Noch immer lauert Gefahr in der Sperrzone. Obgleich ein kurzer Besuch angeblich unbedenklich sein soll, werden Besucher von einem offiziellen Führer begleitet und mit einem Geigerzähler ausgestattet. Karten der Umgebung weisen bestimmte Zonen als verboten aus. Wasser und Lebensmittel, die hier konsumiert werden, müssen aus unverstrahlten Gebieten herantransportiert werden.
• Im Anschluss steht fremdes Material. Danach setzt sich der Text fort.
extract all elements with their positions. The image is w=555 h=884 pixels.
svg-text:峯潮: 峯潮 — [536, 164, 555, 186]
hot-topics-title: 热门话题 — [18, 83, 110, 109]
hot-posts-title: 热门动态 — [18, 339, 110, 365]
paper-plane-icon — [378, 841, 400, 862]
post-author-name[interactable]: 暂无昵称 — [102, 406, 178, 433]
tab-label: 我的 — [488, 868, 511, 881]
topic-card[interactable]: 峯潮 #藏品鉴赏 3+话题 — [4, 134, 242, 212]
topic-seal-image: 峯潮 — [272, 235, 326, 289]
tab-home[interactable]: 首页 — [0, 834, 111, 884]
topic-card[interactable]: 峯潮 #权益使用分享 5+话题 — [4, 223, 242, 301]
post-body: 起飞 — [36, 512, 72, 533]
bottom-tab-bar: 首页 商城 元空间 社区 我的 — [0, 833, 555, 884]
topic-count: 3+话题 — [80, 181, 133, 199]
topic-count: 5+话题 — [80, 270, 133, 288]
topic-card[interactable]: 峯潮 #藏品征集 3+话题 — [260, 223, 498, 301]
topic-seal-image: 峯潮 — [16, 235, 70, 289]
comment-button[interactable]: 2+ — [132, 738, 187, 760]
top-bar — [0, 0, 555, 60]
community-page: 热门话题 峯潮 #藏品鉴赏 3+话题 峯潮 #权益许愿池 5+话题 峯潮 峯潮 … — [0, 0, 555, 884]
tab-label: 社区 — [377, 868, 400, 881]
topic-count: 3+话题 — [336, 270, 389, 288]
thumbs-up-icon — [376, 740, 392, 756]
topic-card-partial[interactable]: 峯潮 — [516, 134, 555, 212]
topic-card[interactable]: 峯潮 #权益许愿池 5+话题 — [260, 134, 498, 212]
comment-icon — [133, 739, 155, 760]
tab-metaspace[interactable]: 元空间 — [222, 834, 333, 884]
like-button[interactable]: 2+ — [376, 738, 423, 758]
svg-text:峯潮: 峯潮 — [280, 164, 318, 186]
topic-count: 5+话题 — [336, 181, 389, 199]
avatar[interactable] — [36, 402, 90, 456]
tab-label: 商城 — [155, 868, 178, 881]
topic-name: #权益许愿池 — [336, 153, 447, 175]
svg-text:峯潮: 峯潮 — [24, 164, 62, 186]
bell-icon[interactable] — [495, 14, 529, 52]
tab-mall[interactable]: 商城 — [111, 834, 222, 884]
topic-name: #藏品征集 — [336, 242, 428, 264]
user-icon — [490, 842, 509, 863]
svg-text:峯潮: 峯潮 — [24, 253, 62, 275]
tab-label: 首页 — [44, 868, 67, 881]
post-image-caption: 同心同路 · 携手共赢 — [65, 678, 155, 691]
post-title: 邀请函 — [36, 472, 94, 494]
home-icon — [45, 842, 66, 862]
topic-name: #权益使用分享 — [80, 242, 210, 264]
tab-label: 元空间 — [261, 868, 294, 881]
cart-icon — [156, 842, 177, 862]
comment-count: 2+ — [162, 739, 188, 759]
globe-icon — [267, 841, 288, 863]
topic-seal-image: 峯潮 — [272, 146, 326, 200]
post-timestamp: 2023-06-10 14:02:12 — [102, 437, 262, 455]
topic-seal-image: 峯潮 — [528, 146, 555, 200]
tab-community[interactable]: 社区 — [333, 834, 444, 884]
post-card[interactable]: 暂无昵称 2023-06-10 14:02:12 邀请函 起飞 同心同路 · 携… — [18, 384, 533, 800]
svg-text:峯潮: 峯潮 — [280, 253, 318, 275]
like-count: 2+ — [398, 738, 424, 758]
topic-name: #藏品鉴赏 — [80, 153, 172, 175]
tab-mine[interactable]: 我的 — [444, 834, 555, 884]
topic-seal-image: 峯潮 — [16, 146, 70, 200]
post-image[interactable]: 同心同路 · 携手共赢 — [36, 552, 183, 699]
Trotzdem gibt es Menschen, die in der Zone leben. Einige sind zurückgekehrt, weil sie das Leben als Flüchtlinge in anonymen Wohnsilos fern der Heimat nicht ertragen haben. Sie ernähren sich bestenfalls von importierten Nahrungsmitteln und werden regelmäßig ärztlich untersucht. In Tschernobyl selbst wohnen derzeit etwa 4000 Menschen, viele von ihnen Wissenschaftler und Geologen, die sich um den zusehends brüchigen Sarkophag über der hoch radioaktiven Reaktorruine kümmern. In der Mehrzahl sind es jedoch Waldarbeiter, die vorübergehend hier stationiert werden und verhindern sollen, dass im Wald ein Feuer ausbricht, weil dies eine neue radioaktive Wolke freisetzen würde.

Gottes Gesandter als letzte Bastion

Einen ständigen Bewohner gibt es in Tschernobyl: Ein orthodoxer Priester hat sich der verwaisten Kirche im Ort angenommen, um den wenigen verbliebenen Seelen geistigen Beistand zu gewähren. In leuchtendem Blau strahlt das Gotteshaus, neu installierte Heizgeräte sollen auch im Winter für heimelige Atmosphäre sorgen. Es sei leicht, zu vergessen, wie riskant die Situation in Wahrheit ist, erklärt der Geistliche. "Man kann die Gefahr, die überall lauert, nicht sehen."

Der Weg aus der Zone führt über dieselben verlassenen Straßen, vorbei an dem menschenleeren Dorf im Schnee, zu den Wachen am Tor. Dieses Mal tragen die Männer Strahlendetektoren. Sie kontrollieren das Auto, sie kontrollieren uns. Nachdem uns ein Gesundheitszeugnis ausgestellt wurde, fahren wir weiter, in die Abenddämmerung, Richtung Kiew. Und lassen die Katastrophenzone hinter uns.